Drawing False Inferences from Mandated Disclosures
28 Pages Posted: 10 Feb 2017 Last revised: 19 May 2017
Date Written: February 9, 2017
Disclosure mandates are pervasive. Though designed to inform consumers, such mandates may lead consumers to draw false inferences – for example, that a product is harmful when it is not. When deciding to require disclosure of an ingredient in or characteristic of a product, regulators may be motivated by evidence that the ingredient or characteristic is harmful to consumers.

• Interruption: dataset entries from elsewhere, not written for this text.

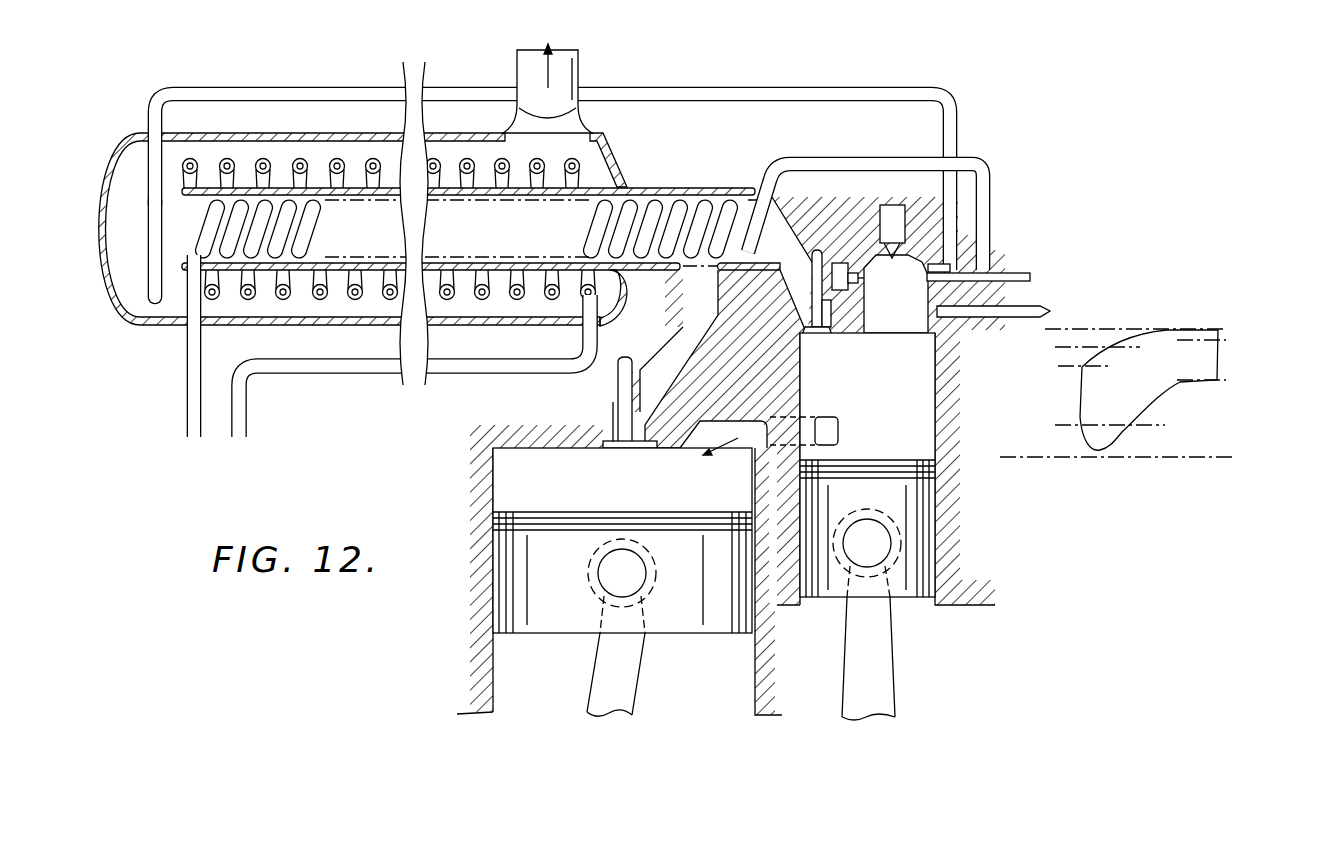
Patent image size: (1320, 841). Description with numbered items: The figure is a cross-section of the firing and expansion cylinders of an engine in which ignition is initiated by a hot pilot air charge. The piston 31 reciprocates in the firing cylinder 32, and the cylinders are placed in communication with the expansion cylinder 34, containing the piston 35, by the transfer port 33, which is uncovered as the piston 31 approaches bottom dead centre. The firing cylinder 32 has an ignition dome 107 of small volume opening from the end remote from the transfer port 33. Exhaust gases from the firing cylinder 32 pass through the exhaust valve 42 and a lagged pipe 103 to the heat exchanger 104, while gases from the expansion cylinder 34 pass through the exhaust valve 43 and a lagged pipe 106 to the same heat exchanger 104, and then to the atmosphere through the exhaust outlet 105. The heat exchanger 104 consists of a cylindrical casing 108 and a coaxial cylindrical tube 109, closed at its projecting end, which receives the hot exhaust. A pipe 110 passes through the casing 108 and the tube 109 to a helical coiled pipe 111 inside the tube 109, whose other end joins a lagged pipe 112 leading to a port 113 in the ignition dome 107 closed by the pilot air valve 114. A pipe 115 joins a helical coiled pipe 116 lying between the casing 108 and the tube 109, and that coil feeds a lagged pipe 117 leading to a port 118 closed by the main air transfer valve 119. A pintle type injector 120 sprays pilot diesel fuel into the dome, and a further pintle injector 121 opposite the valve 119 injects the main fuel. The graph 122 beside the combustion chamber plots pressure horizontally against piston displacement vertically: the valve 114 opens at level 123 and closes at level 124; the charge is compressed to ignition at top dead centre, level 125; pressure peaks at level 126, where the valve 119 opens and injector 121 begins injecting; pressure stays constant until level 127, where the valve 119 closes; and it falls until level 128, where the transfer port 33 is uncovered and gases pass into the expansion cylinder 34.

The piston 31 is at (912, 525).
The firing cylinder 32 is at (875, 393).
The transfer port 33 is at (817, 430).
The expansion cylinder 34 is at (622, 582).
The piston 35 is at (685, 575).
The exhaust valve 42 is at (810, 316).
The exhaust valve 43 is at (623, 425).
The lagged pipe 103 is at (795, 268).
The heat exchanger 104 is at (439, 272).
The exhaust outlet 105 is at (572, 78).
The lagged pipe 106 is at (690, 330).
The ignition dome 107 is at (935, 248).
The cylindrical casing 108 is at (158, 327).
The cylindrical tube 109 is at (297, 282).
The pipe 110 is at (197, 383).
The helical coiled pipe 111 is at (302, 228).
The lagged pipe 112 is at (862, 160).
The port 113 is at (964, 320).
The pilot air valve 114 is at (915, 372).
The pipe 115 is at (238, 417).
The helical coiled pipe 116 is at (485, 300).
The lagged pipe 117 is at (316, 98).
The port 118 is at (1005, 285).
The main air transfer valve 119 is at (925, 272).
The pintle type injector 120 is at (892, 207).
The pintle injector 121 is at (842, 268).
The graph 122 is at (1185, 308).
The level 123 is at (1066, 366).
The level 124 is at (1081, 344).
The level 125 is at (1151, 323).
The level 126 is at (1217, 347).
The level 127 is at (1217, 375).
The level 128 is at (1112, 423).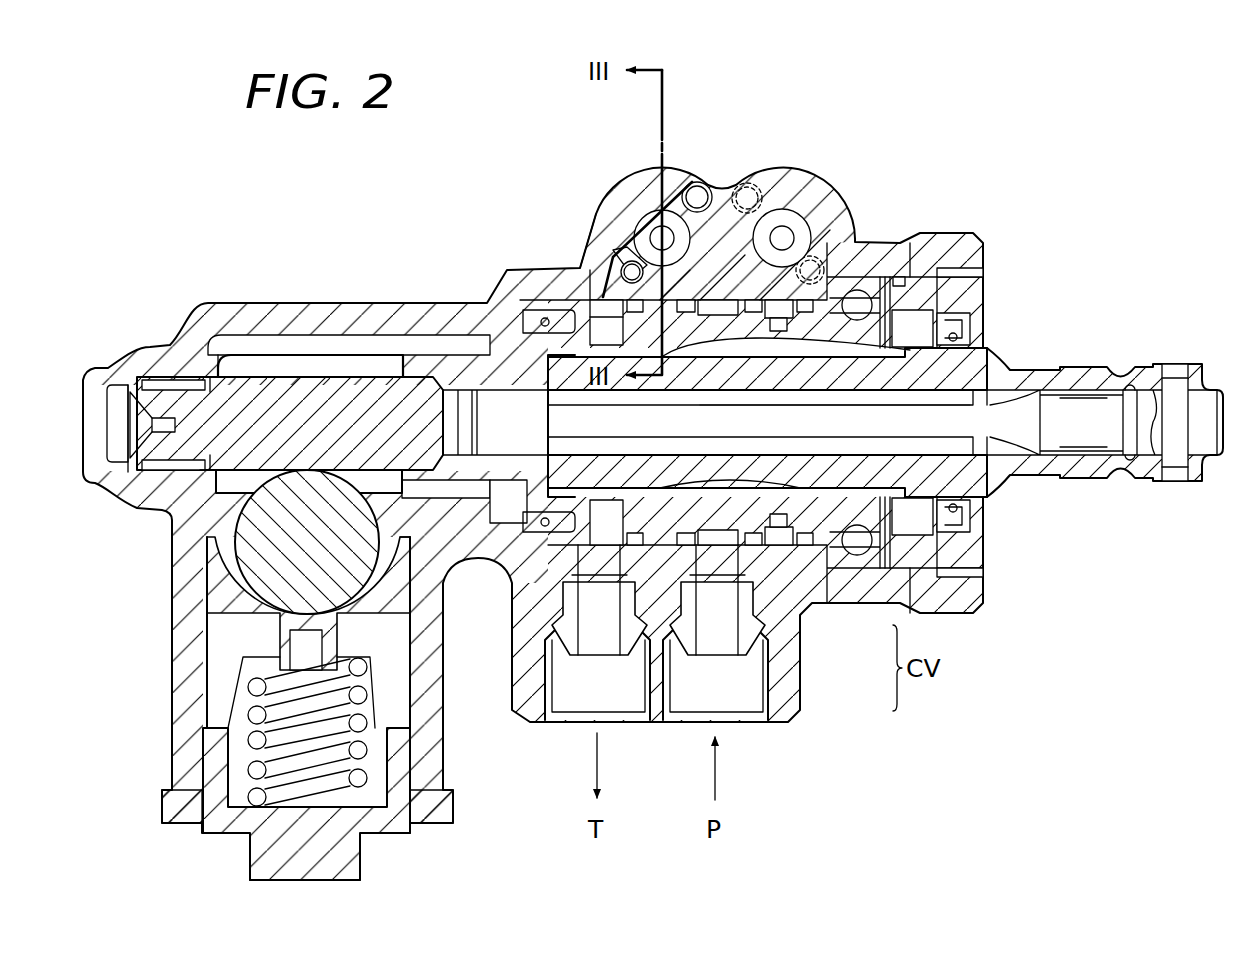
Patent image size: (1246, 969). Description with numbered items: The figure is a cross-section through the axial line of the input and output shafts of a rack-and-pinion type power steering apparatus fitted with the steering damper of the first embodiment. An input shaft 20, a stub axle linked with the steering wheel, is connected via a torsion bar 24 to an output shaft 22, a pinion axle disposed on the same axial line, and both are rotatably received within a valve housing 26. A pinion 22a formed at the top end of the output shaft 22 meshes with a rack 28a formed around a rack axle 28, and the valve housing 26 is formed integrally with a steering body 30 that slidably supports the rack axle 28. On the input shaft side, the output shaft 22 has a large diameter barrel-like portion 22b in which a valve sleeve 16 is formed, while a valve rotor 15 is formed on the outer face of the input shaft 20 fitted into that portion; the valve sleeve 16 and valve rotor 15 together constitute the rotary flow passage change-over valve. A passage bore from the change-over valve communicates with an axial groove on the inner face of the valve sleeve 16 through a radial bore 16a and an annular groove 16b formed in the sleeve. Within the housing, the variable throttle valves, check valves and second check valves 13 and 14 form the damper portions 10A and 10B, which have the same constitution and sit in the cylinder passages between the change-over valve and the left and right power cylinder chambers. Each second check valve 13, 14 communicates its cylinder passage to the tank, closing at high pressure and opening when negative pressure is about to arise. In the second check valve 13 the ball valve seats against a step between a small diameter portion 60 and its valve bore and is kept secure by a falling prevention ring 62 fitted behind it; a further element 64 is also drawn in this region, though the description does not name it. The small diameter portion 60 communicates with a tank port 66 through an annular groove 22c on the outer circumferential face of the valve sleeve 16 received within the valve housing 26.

The damper portion 10A is at (631, 208).
The damper portion 10B is at (820, 218).
The second check valve 13 is at (613, 245).
The second check valve 14 is at (838, 262).
The valve rotor 15 is at (760, 515).
The valve sleeve 16 is at (745, 492).
The radial bore 16a is at (688, 345).
The annular groove 16b is at (548, 378).
The input shaft 20 is at (990, 368).
The output shaft 22 is at (483, 360).
The pinion 22a is at (290, 352).
The large diameter barrel-like portion 22b is at (935, 276).
The annular groove 22c is at (600, 300).
The torsion bar 24 is at (937, 420).
The valve housing 26 is at (977, 250).
The rack axle 28 is at (275, 595).
The rack 28a is at (293, 490).
The steering body 30 is at (180, 730).
The small diameter portion 60 is at (600, 285).
The falling prevention ring 62 is at (647, 218).
The bolt 64 is at (698, 182).
The tank port 66 is at (570, 680).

But they may also be motivated by a belief that consumers have a right to know what they are buying or by interest-group pressure. Consumers who misperceive the regulator’s true motive, or mix of motives, will draw false inferences from the mandated disclosure. If consumers think that the disclosure is motivated by evidence of harm, when in fact it is motivated by a belief in a right-to-know or by interest-group pressure, then they will be inefficiently deterred from purchasing the product. We analyze this general concern about disclosure mandates. We also offer survey evidence demonstrating that the risk of false inferences is serious and real. Our framework has implications for the ongoing debate over the labeling of food with genetically modified organisms (GMOs); it suggests that the relevant labels might prove misleading to some or many consumers, producing a potentially serious welfare loss. Under prevailing executive orders, regulators must consider that loss and if feasible, quantify it.